The language, for example: even the very simple word, "Jew," had always been problematic in my view – it sounded bad. And perhaps not just to my ears, since in Spain Jews are usually called "Israelitas" or "Hebrews," and the tendency towards political correctness is not strong among the Spanish. However, despite the grating quality of the word, I used it, perhaps even recklessly, apparently in order to make it palatable to my tainted sub-concious. With the end of the facist regimes, the word "Jew" became almost anathema. Franco used it repeatedly when warning of the gravest danger facing the country: "The conspiracies of the Jews and the Free Masons." Therefore, the "cultured" citizens of the world following World War II feared that using the word would make them suspect of being on the same side as the Nazis or their collaborators. The word "Israelitas" was free of associations, and to this day is considered as such in certain circles. However, the tendency to use "clean language" also relates to the fact that the word "Jew" in Spain also refers to beans (judios). In a restaurant one can order green Jews, black Jews, and white Jews… and please don't confuse these with Israelites. Go figure.

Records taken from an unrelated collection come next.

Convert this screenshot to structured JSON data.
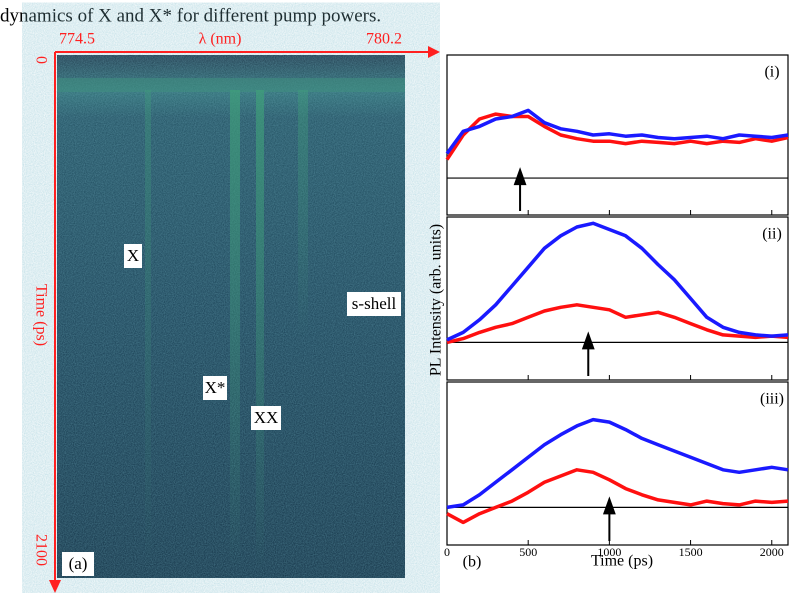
{
  "caption": "dynamics of X and X* for different pump powers.",
  "streak": {
    "panel_label": "(a)",
    "x_label": "λ (nm)",
    "x_start": "774.5",
    "x_end": "780.2",
    "y_label": "Time (ps)",
    "y_start": "0",
    "y_end": "2100",
    "labels": [
      "X",
      "X*",
      "XX",
      "s-shell"
    ]
  },
  "figure_b": {
    "panel_label": "(b)",
    "xlabel": "Time (ps)",
    "ylabel": "PL Intensity (arb. units)"
  },
  "chart_data": [
    {
      "type": "line",
      "panel": "(i)",
      "xlim": [
        0,
        2100
      ],
      "xticks": [
        0,
        500,
        1000,
        1500,
        2000
      ],
      "ylim": [
        -0.3,
        1
      ],
      "arrow_x": 450,
      "x": [
        0,
        100,
        200,
        300,
        400,
        500,
        600,
        700,
        800,
        900,
        1000,
        1100,
        1200,
        1300,
        1400,
        1500,
        1600,
        1700,
        1800,
        1900,
        2000,
        2100
      ],
      "series": [
        {
          "name": "red",
          "color": "#ff1010",
          "values": [
            0.15,
            0.35,
            0.48,
            0.52,
            0.5,
            0.5,
            0.42,
            0.35,
            0.32,
            0.3,
            0.3,
            0.28,
            0.3,
            0.29,
            0.28,
            0.3,
            0.28,
            0.3,
            0.29,
            0.32,
            0.3,
            0.33
          ]
        },
        {
          "name": "blue",
          "color": "#1a1aff",
          "values": [
            0.2,
            0.38,
            0.42,
            0.48,
            0.5,
            0.55,
            0.45,
            0.4,
            0.38,
            0.35,
            0.36,
            0.34,
            0.35,
            0.33,
            0.32,
            0.33,
            0.34,
            0.32,
            0.35,
            0.34,
            0.33,
            0.35
          ]
        }
      ]
    },
    {
      "type": "line",
      "panel": "(ii)",
      "xlim": [
        0,
        2100
      ],
      "xticks": [
        0,
        500,
        1000,
        1500,
        2000
      ],
      "ylim": [
        -0.3,
        1
      ],
      "arrow_x": 870,
      "x": [
        0,
        100,
        200,
        300,
        400,
        500,
        600,
        700,
        800,
        900,
        1000,
        1100,
        1200,
        1300,
        1400,
        1500,
        1600,
        1700,
        1800,
        1900,
        2000,
        2100
      ],
      "series": [
        {
          "name": "red",
          "color": "#ff1010",
          "values": [
            0.0,
            0.03,
            0.08,
            0.12,
            0.15,
            0.2,
            0.25,
            0.28,
            0.3,
            0.28,
            0.26,
            0.2,
            0.22,
            0.24,
            0.2,
            0.15,
            0.1,
            0.06,
            0.05,
            0.04,
            0.05,
            0.04
          ]
        },
        {
          "name": "blue",
          "color": "#1a1aff",
          "values": [
            0.02,
            0.08,
            0.18,
            0.3,
            0.45,
            0.6,
            0.75,
            0.85,
            0.92,
            0.95,
            0.9,
            0.85,
            0.75,
            0.62,
            0.5,
            0.35,
            0.2,
            0.12,
            0.08,
            0.06,
            0.05,
            0.06
          ]
        }
      ]
    },
    {
      "type": "line",
      "panel": "(iii)",
      "xlim": [
        0,
        2100
      ],
      "xticks": [
        0,
        500,
        1000,
        1500,
        2000
      ],
      "ylim": [
        -0.3,
        1
      ],
      "arrow_x": 1000,
      "x": [
        0,
        100,
        200,
        300,
        400,
        500,
        600,
        700,
        800,
        900,
        1000,
        1100,
        1200,
        1300,
        1400,
        1500,
        1600,
        1700,
        1800,
        1900,
        2000,
        2100
      ],
      "series": [
        {
          "name": "red",
          "color": "#ff1010",
          "values": [
            -0.05,
            -0.12,
            -0.05,
            0.0,
            0.05,
            0.12,
            0.2,
            0.25,
            0.3,
            0.28,
            0.22,
            0.15,
            0.1,
            0.06,
            0.04,
            0.02,
            0.05,
            0.03,
            0.02,
            0.05,
            0.04,
            0.05
          ]
        },
        {
          "name": "blue",
          "color": "#1a1aff",
          "values": [
            0.0,
            0.02,
            0.1,
            0.2,
            0.3,
            0.4,
            0.5,
            0.58,
            0.65,
            0.7,
            0.68,
            0.62,
            0.55,
            0.5,
            0.45,
            0.4,
            0.35,
            0.3,
            0.28,
            0.3,
            0.32,
            0.3
          ]
        }
      ]
    }
  ]
}
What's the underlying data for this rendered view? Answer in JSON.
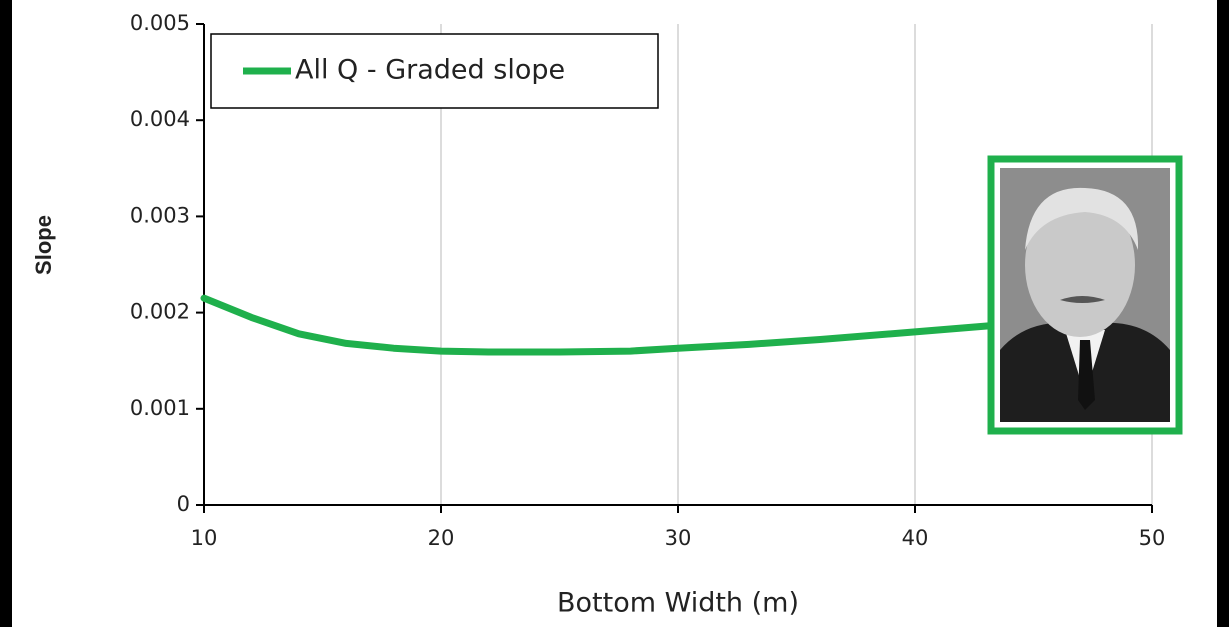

Now that I have been an Israeli citizen for one year, I still feel like a stranger and newcomer to a exclusive group – a close-knit and colorful group. While I continue to devote myself to the pleasures of lone inquiries, today I also speak with real Jews: with the bank clerk who tells me that she voted for Lieberman; with a lawyer friend who invited me to a Hasah (Jewish/Arab) Party demonstration; with the religious owner of the nuts and snacks store who is encouraging me to observe the laws of kashrut; with the yoga teacher who tells me about her younger brother, "a good kid," she claims, who refuses to get drafted into the army; with the taxi driver who informs me that I'm making a terrible mistake by not hurrying to get married and have children – lots of them; with the young singer who announces that despite the thousands of missiles that the Hizbollah fired on Israel during the last war, few Israelis were killed, because God is protecting us; and with those Israelis who are happy to speak with me after I tell them that I'm from Spain, since in their opinion, it's an exotic place; perhaps they've forgotten that we were once expelled from there.
So what is it like to be a Jew in Israel, I wonder sometimes. Well, I answer myself, it has at least one advantage: last night I was walking with a friend down a Tel Aviv street, and suddenly a group of skin-heads approached us. I hastened to cross the street to the opposing sidewalk in order to avoid them. When my friend asked me what I was doing, I whispered: "Neo-Nazis." And he said: "What Nazis? Don't you get it? Now you're in the Jewish state."